Prologue
With everyone so hyped about ChatGPT and similar tools, I sometimes feel like I’m missing something really important doing things the old way — without some miracle machine generating code for me. At least a half of my Linkedin feed is someone sharing their favorite agents and prompts, along with AI-generated media. Maybe I really am just a dinosaur whose destiny is to be left behind by the rapidly changing industry? For the better or for the worse, it currently doesn’t look anything like that. In this post, I’ll try to argue that today’s “AI” tools, as impressive as they are, still won’t be able to provide any meaningful help in creating software.
Not as good as it seems
No AI, just LLMs
The biggest disappointment about today’s artificial intelligence is that none of it is actual intelligence. At least, not in the way us, humans, usually define it. There is actually a whole bunch of technologies which people call AI nowadays (including machine learning, computer vision, etc.), but in this article let’s focus on the single tech backing all the chatbots and coding assistants.
Large Language Models (LLMs for short) are the machines that parse your input and generate some text (or code) in response. The “thought process” behind the text generation by an LLM is literally modeling the language. Imagine infinite monkeys with typewriters from the famous theorem. An LLM just optimizes the process a bit by:
- working with lexemes (tokens) — minimal units of language — instead of single characters;
- choosing the most probable (or almost most probable) order of lexemes based on statistics from a large learning dataset.

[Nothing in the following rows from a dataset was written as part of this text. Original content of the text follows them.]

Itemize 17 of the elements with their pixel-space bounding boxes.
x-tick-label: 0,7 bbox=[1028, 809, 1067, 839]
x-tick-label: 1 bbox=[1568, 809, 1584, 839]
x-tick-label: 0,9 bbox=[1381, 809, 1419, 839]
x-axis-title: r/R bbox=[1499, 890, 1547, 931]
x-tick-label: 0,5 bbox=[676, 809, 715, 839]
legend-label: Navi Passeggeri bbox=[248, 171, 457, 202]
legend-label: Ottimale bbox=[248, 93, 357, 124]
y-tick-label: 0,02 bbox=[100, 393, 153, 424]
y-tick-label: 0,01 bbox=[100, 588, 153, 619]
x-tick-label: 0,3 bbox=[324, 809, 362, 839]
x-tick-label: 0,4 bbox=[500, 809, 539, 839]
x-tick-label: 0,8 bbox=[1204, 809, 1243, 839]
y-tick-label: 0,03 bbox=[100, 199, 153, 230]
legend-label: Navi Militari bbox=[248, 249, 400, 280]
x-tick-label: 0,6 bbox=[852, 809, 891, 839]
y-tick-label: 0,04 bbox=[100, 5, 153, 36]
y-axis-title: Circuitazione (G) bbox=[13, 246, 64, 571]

What’s really important about the process described above is that no thinking or reasoning is involved. The result might look meaningful because that’s what the model was made for in the first place, but by no means is it guaranteed to be coherent, logical, unbiased — in short, useful for real-world applications.
Unskilled labor
People sometimes like to compare the model’s performance with that of junior developers’. Some claim that in the near future most entry-level positions will be replaced by the AI (people who make the claims usually prefer this term instead of “LLM”). Personally, I don’t consider it possible, due to how differently humans and LLMs operate. An human, when given some task, can:
- ask for additional context when necessary and even question the necessity of the task if they feel like it is not worth doing, as opposed to LLMs generating text without doubt;
- push their own boundaries of knowledge and actually learn something new in the process, as opposed to LLMs operating strictly within the limits of their datasets;
- correct any mistakes when pointed at them, without creating new ones, as opposed to LLMs just generating some new output based on extended context — with no guarantee for this output to be correct or even fix the original error.
So while working with humans (yourself included) is a process of gradual improvement, with LLMs it is a whole other story. When delegating any real task to an LLM, you are condemning yourself to a miserable life of constantly checking for errors after a stupid machine, with zero probability of that machine becoming better and actually learning something over time. You can either do that, or, as an another alternative, embrace the stupidity and just blindly accept everything, even if it doesn’t actually solve your problems. Why bother with it at all then?
Actual uses
Having said all the above, it would be unfair to deem LLMs as completely useless. There certainly are some cases where these shine if you take them for what they are. Just make sure to not make them your single tool.
Learning things
While it is totally wrong to perceive an LLM as a mentor, it still can be used to reinforce your learning. For example, you can use a model to:
- rephrase some text to understand it better;
- discover some sources;
- summarize some source to quickly determine whether it contains the information that you need.
Proofreading
Not everyone has a professional editor to read their texts and point out some silly mistakes. A well-trained LLM might become one for you, just make sure to take its stylistic advice with a grain of salt and fix something as suggested only if you actually agree with it and it doesn’t affect your personal style and way of thinking. Otherwise, you risk getting the most generic shit instead of your own text.
Looking things up
An LLM is sometimes a good alternative to a search engine. At first I used to be skeptical about it, but nowadays I often find myself reading Google’s AI response before even clicking on the first search result. I wouldn’t entrust AI with any serious questions, but for simple syntax lookup or other trivial tasks it performs just fine.
Doing monkey assignments
When I was a university student, these were relatively common. Say, forcing everyone to write an essay that nobody is ever going to read. When assigned such a task, the first thing you should do is, of course, reconsider your life choices and think of how you got into this position. Maybe you really should be doing something that doesn’t require pointless labor instead. If there is no getting around it though, then an LLM is a great way to spare yourself from such pleasure.
Epilogue
LLMs definitely have their own cool uses, but right now coding just isn’t one of them. You shouldn’t be worried about losing your programming job to an AI given that you actually use your head when coding.